Na verdade, nesse hospital moderno, o médico não precisa examinar o doente, pois com dois cliques em seu moderno computador, o protocolo dos exames necessários para diagnosticar diarreia e vômito já está pronto. Em instantes chegam os técnicos do laboratório e o pessoal de apoio para levar o
enfermo ao setor de tomografia computadorizada.

Pasmem! A eficiência é tamanha que mesmo eu estando com fortes dores abdominais e lambuzado de fezes, o padioleiro insistia em me levar para realizar uma tomografia de abdômen. Naquele estado em que me encontrava, queria apenas que eu fosse hidratado, limpo e aquecido.
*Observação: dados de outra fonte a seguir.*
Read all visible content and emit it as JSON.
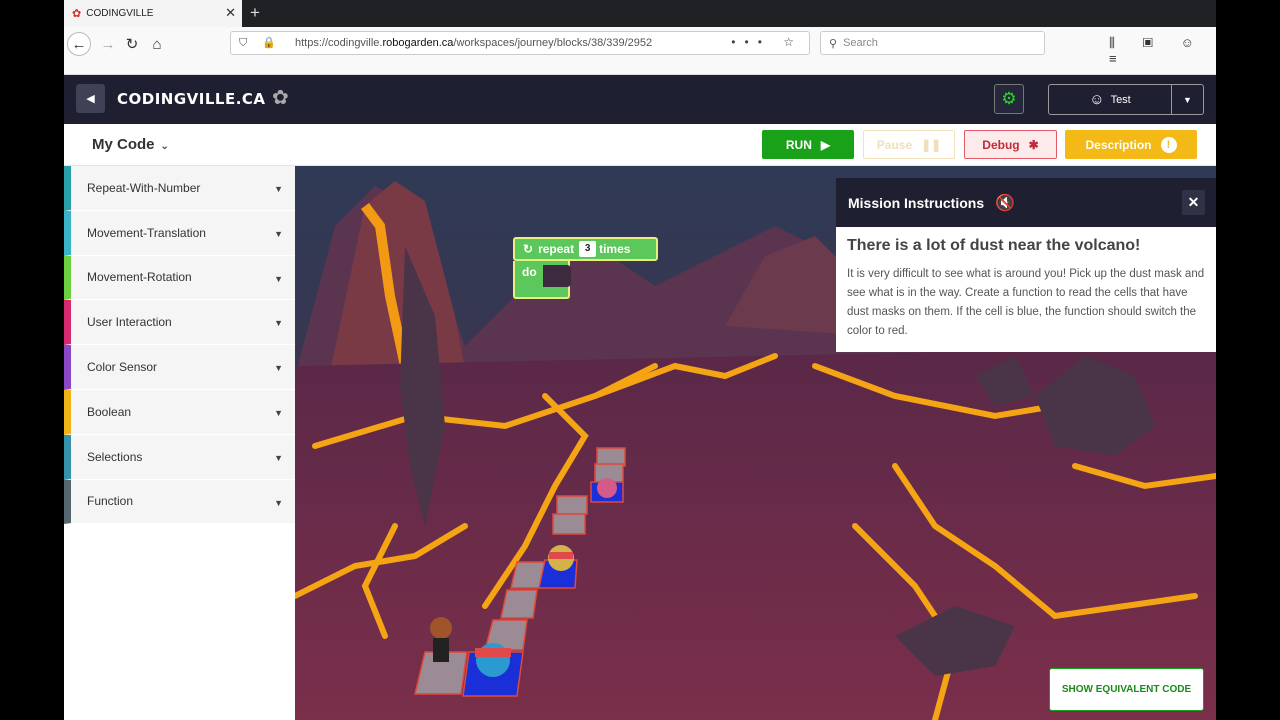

O tempo passava e o cômodo em que fui abrigado era hermeticamente fechado e congelante, o odor era insuportável. Minha boca cada vez mais seca, meu corpo hipotérmico, minha esposa implorando pela presença do médico ou por roupas para me aquecer – parecia tudo em vão; abandonado no meio da imensidão daquele hospital, após três horas do primeiro atendimento, já desfalecido, ainda tive forças para pedir a minha esposa que deixasse a porta da sala aberta, juntasse todos os papéis banhados em fezes e vômito e os colocasse em cima da cadeira de rodas que estava naquele cômodo e levasse tudo aquilo para o meio do corredor do hospital.

Ufa! Deu certo, apareceu alguém, então me levaram para um setor da emergência chamado de UCA. Enquanto era transportado, consegui ler uma placa onde estava escrito “GRANDE EMERGÊNCIA”, perguntei quem era o
médico que estava atendendo naquele setor, falei então que o avisasse que eu precisava da presença dele com urgência.
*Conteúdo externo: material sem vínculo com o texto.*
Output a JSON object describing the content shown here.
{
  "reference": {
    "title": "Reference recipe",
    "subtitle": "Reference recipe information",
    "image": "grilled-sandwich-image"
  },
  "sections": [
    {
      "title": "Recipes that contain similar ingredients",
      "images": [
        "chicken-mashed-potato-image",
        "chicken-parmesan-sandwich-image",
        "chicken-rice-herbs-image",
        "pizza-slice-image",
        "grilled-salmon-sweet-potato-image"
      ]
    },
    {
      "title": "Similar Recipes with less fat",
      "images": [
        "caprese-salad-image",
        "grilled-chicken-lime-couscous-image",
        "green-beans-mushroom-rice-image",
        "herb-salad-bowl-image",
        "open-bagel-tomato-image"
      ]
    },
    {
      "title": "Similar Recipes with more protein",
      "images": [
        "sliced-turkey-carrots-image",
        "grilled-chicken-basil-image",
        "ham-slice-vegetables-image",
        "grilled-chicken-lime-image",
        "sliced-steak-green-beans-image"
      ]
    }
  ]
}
Poucos minutos se passaram e vi entrar no quarto o médico que eu havia solicitado. A ação desse médico foi imediata, fez a ectoscopia e logo diagnosticou choque hipovolêmico. Mobilizou toda a equipe, ordenou vigorosa
reposição de volume, porém minha pressão arterial continuava muito baixa, passou então a administrar drogas vasoativas, antibióticos, realização de acesso venoso central e todo o arsenal tecnológico disponível para salvar a minha vida, foi assim que consegui estar aqui contanto essa experiência para vocês.

Precisamos refletir, dar tempo para que nosso cérebro processe as informações, voltar ao passado onde a observação nos trazia grandes descobertas, buscar a simplicidade em nossas ações, resgatar a essência do
exercício da medicina, utilizar a tecnologia como um complemento a nossa capacidade intelectual e acreditar que podemos construir um mundo melhor. O Dia do Médico é todo dia em que conseguimos salvar uma vida.

Viva a anamnese, a ectoscopia e o exame físico! Eu ouço, vejo e examino: sou médico!